The Best Flour Choice For A Homemade Neapolitan Pizza

The godfather of all pizzas is the Neapolitan. Without this initial creation, we would likely still be eating flatbreads with toppings, but nothing quite like the food that has spread around the globe today.

As What's Cooking America points out, some form of a "pizza" has likely existed since the stone age. For as long as mankind has been mixing flour and water and baking it over a fire, there has been something akin to what we eat today. History adds that a similar dish would have been common in the city of Naples, Italy around the end of the 19th century. This was mostly a cheap food used to feed the poor, but when it was requested by Italy's first post-unification king and queen — Umberto I and his wife Margherita — it would take on a new pedigree. Legend has it that the queen loved the simple pie of tomato sauce, mozzarella, and basil so much that it was named after her. It would take almost a century for pizza to catch on with the rest of the world outside of Naples, but this incident still cemented the Neapolitan style as the original.

If you have any hopes to replicate this style at home though, you'll need to have the right type of flour.

What are the qualities of a proper Neapolitan pizza?
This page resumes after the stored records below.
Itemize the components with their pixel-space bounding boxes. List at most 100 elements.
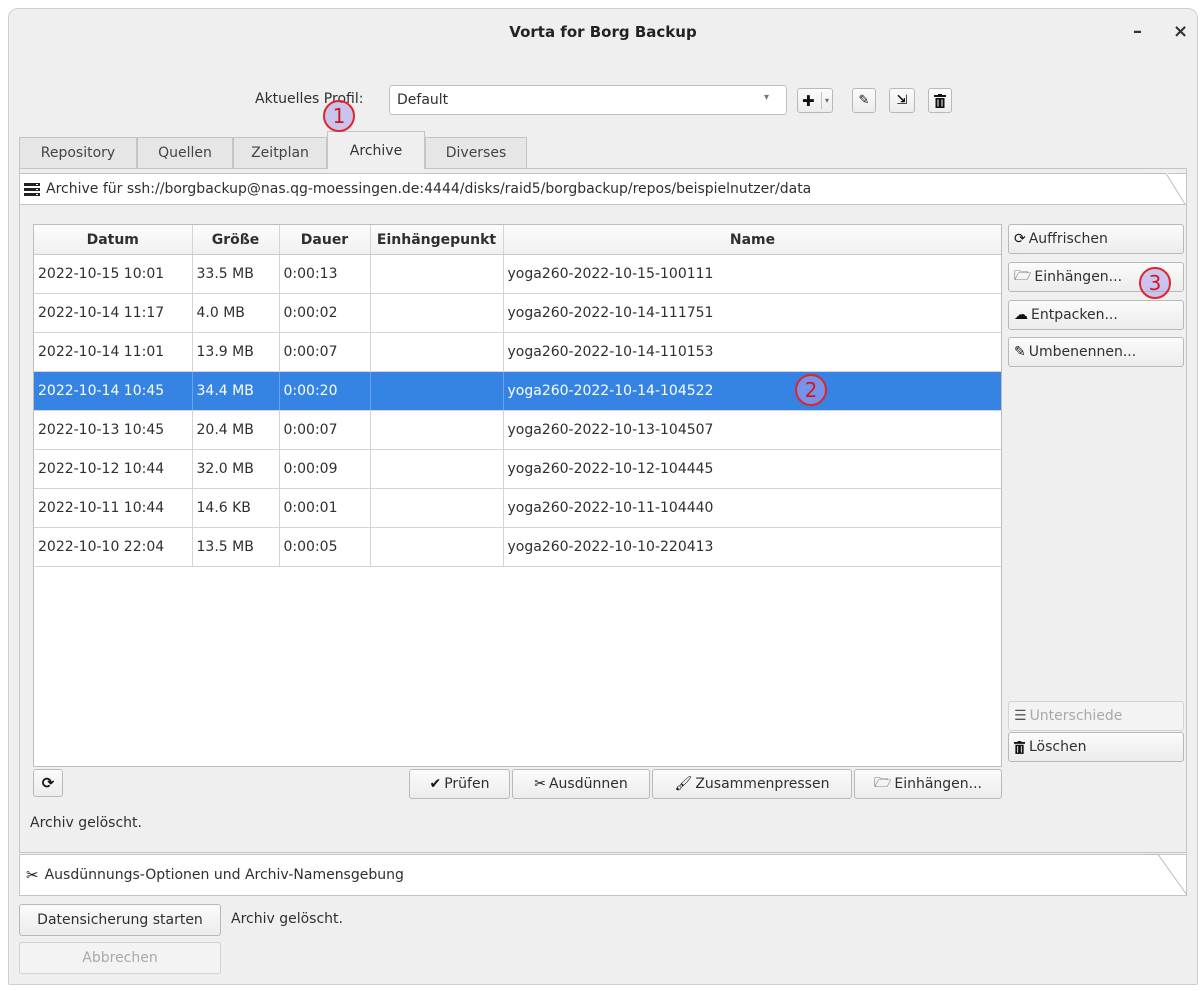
annotation-marker-2: 2 [795, 374, 827, 406]
table-cell: yoga260-2022-10-14-104522 [503, 371, 1001, 411]
table-cell: yoga260-2022-10-13-104507 [503, 410, 1001, 450]
edit-icon: ✎ [858, 93, 870, 108]
section-corner [1144, 854, 1188, 896]
delete-archive-button[interactable]: Löschen [1008, 732, 1184, 762]
cloud-download-icon: ☁ [1014, 307, 1028, 323]
check-button[interactable]: ✔ Prüfen [409, 769, 510, 799]
start-backup-button[interactable]: Datensicherung starten [19, 904, 221, 936]
archive-table-grid: Datum Größe Dauer Einhängepunkt Name 2022-10… [34, 225, 1001, 567]
table-cell: yoga260-2022-10-11-104440 [503, 488, 1001, 528]
edit-profile-button[interactable]: ✎ [852, 88, 876, 113]
archive-table[interactable]: Datum Größe Dauer Einhängepunkt Name 2022-10… [33, 224, 1002, 767]
table-cell: 0:00:20 [279, 371, 371, 411]
tab-quellen[interactable]: Quellen [137, 137, 233, 168]
column-header[interactable]: Einhängepunkt [370, 225, 504, 255]
prune-label: Ausdünnen [548, 776, 628, 792]
table-row[interactable]: 2022-10-10 22:04 13.5 MB 0:00:05 yoga260-20… [34, 527, 1001, 567]
minimize-button[interactable]: – [1133, 21, 1142, 42]
extract-label: Entpacken... [1031, 307, 1118, 323]
delete-label: Löschen [1029, 739, 1087, 755]
profile-select[interactable]: Default ▾ [389, 85, 787, 115]
window-title: Vorta for Borg Backup [509, 23, 697, 41]
archive-status-text: Archiv gelöscht. [30, 815, 142, 831]
table-cell [370, 293, 504, 333]
table-cell: 2022-10-10 22:04 [34, 527, 193, 567]
trash-icon [1014, 740, 1025, 754]
diff-button[interactable]: ☰ Unterschiede [1008, 701, 1184, 731]
table-cell: 34.4 MB [192, 371, 280, 411]
diff-label: Unterschiede [1029, 708, 1123, 724]
compact-button[interactable]: 🖌 Zusammenpressen [652, 769, 852, 799]
table-cell: yoga260-2022-10-10-220413 [503, 527, 1001, 567]
mount-label: Einhängen... [1034, 269, 1123, 285]
section-corner [1146, 173, 1186, 205]
check-label: Prüfen [444, 776, 490, 792]
app-window: Vorta for Borg Backup – × Aktuelles Prof… [8, 8, 1198, 985]
table-cell: 2022-10-14 10:45 [34, 371, 193, 411]
cancel-button[interactable]: Abbrechen [19, 942, 221, 974]
table-cell: yoga260-2022-10-14-110153 [503, 332, 1001, 372]
mount-bottom-button[interactable]: 🗁 Einhängen... [854, 769, 1002, 799]
table-cell: 4.0 MB [192, 293, 280, 333]
import-profile-button[interactable]: ⇲ [889, 88, 915, 113]
table-body: 2022-10-15 10:01 33.5 MB 0:00:13 yoga260-20… [34, 254, 1001, 567]
table-cell [370, 332, 504, 372]
table-cell: 33.5 MB [192, 254, 280, 294]
tab-diverses[interactable]: Diverses [425, 137, 527, 168]
table-cell: 0:00:01 [279, 488, 371, 528]
prune-options-label: Ausdünnungs-Optionen und Archiv-Namensge… [44, 867, 404, 883]
chevron-down-icon[interactable]: ▾ [821, 92, 832, 109]
tab-archive[interactable]: Archive [327, 131, 425, 169]
table-cell: 2022-10-11 10:44 [34, 488, 193, 528]
table-cell [370, 488, 504, 528]
folder-open-icon: 🗁 [1014, 268, 1032, 284]
prune-button[interactable]: ✂ Ausdünnen [512, 769, 650, 799]
table-cell: 2022-10-14 11:01 [34, 332, 193, 372]
tab-zeitplan[interactable]: Zeitplan [233, 137, 327, 168]
column-header[interactable]: Dauer [279, 225, 371, 255]
table-cell: 2022-10-13 10:45 [34, 410, 193, 450]
align-lines-icon: ☰ [1014, 708, 1027, 724]
table-row[interactable]: 2022-10-14 11:17 4.0 MB 0:00:02 yoga260-202… [34, 293, 1001, 333]
add-profile-button[interactable]: ✚ ▾ [797, 88, 833, 113]
refresh-small-button[interactable]: ⟳ [33, 769, 63, 797]
trash-icon [934, 93, 946, 108]
table-cell: 13.5 MB [192, 527, 280, 567]
rename-button[interactable]: ✎ Umbenennen... [1008, 337, 1184, 367]
mount-bottom-label: Einhängen... [894, 776, 983, 792]
table-cell: 14.6 KB [192, 488, 280, 528]
table-row[interactable]: 2022-10-14 10:45 34.4 MB 0:00:20 yoga260-20… [34, 371, 1001, 411]
table-cell: 2022-10-12 10:44 [34, 449, 193, 489]
table-cell: 0:00:02 [279, 293, 371, 333]
edit-icon: ✎ [1014, 344, 1026, 360]
archive-header[interactable]: Archive für ssh://borgbackup@nas.qg-moes… [20, 173, 1186, 205]
table-cell: 13.9 MB [192, 332, 280, 372]
annotation-marker-1: 1 [323, 100, 355, 132]
delete-profile-button[interactable] [928, 88, 952, 113]
tab-repository[interactable]: Repository [19, 137, 137, 168]
table-row[interactable]: 2022-10-15 10:01 33.5 MB 0:00:13 yoga260-20… [34, 254, 1001, 294]
table-row[interactable]: 2022-10-11 10:44 14.6 KB 0:00:01 yoga260-20… [34, 488, 1001, 528]
server-icon [24, 182, 40, 196]
refresh-label: Auffrischen [1028, 231, 1108, 247]
close-button[interactable]: × [1173, 21, 1188, 42]
column-header[interactable]: Name [503, 225, 1001, 255]
extract-button[interactable]: ☁ Entpacken... [1008, 300, 1184, 330]
table-cell: 32.0 MB [192, 449, 280, 489]
scissors-icon: ✂ [534, 776, 546, 792]
column-header[interactable]: Datum [34, 225, 193, 255]
compact-label: Zusammenpressen [695, 776, 830, 792]
prune-options-section[interactable]: ✂ Ausdünnungs-Optionen und Archiv-Namens… [19, 854, 1188, 896]
table-row[interactable]: 2022-10-14 11:01 13.9 MB 0:00:07 yoga260-20… [34, 332, 1001, 372]
table-row[interactable]: 2022-10-12 10:44 32.0 MB 0:00:09 yoga260-20… [34, 449, 1001, 489]
table-row[interactable]: 2022-10-13 10:45 20.4 MB 0:00:07 yoga260-20… [34, 410, 1001, 450]
footer-status-text: Archiv gelöscht. [231, 911, 343, 927]
folder-open-icon: 🗁 [873, 775, 892, 791]
column-header[interactable]: Größe [192, 225, 280, 255]
table-cell [370, 527, 504, 567]
chevron-down-icon: ▾ [764, 92, 770, 103]
refresh-button[interactable]: ⟳ Auffrischen [1008, 224, 1184, 254]
plus-icon: ✚ [802, 91, 815, 110]
refresh-icon: ⟳ [41, 774, 55, 792]
table-cell [370, 254, 504, 294]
Unlike some foods, there isn't a lot of conjecture about what makes a proper Neapolitan pizza. The craft of Neapolitan "pizzaioli," or pizza makers, has been certified as a piece of intangible heritage by UNESCO. The AVPN – Associazione Verace Pizza Napoletana – was also founded in 1984 to help protect the style and the reputation of Neapolitan pizza. The organization grants a seal of approval for pizza shops to place in their window to show that they follow the proper practices, use the right ingredients, and cook the pizzas in a manner that is reflective of a true Neapolitan pizza.

According to the AVPN, a true Neapolitan pizza has several defining characteristics. The first is that it is circular in shape, and measures approximately 35 cm across at the max because these pizzas are meant to be enjoyed by a single diner. It must also have the raised, pillowy edge known as a "cornicione" that is free from burns, and it must be soft and fragrant. The AVPN further goes on in its regulations to describe the crust as "soft, elastic, easy to manipulate and fold." The key to obtaining this pillowy soft and chewy texture lies almost entirely with the type of flour used in the dough.

The best flour for a true Neapolitan pizza

The key ingredient to obtaining the airy, soft dough of a true Neapolitan pizza is a high-protein 00 flour. The AVPN guidelines even detail it as being between 11% and 13.5% protein, but it needs to have the "talcum-like" consistency that is characteristic of 00 flour. Masterclass explains that 00 is a milling standard for flour. This designation specifies that the flour has been ground superfine, while a 0 or 1 standard would be more coarse. Giolitti Deli says that this fine milling helps the dough to stay incredibly soft and chewy. It also aids in water absorption, which is key to working with such a well-hydrated dough.

Delallo adds that while all-purpose flour is often made with a mix of soft and hard wheat types, 00 is made entirely of soft wheat. This adds to the delicate texture of the dough as well. Gozney claims that the protein content is also important, because it contributes to the dough's internal structure and ability to stretch. Having a higher protein content allows the dough to withstand the long fermentation periods without losing its integrity.

Gozney adds that while higher protein flours around 13% will typically yield a tougher crust, using fine-milled 00 will help to balance the texture, lending the crust a soft, airy quality.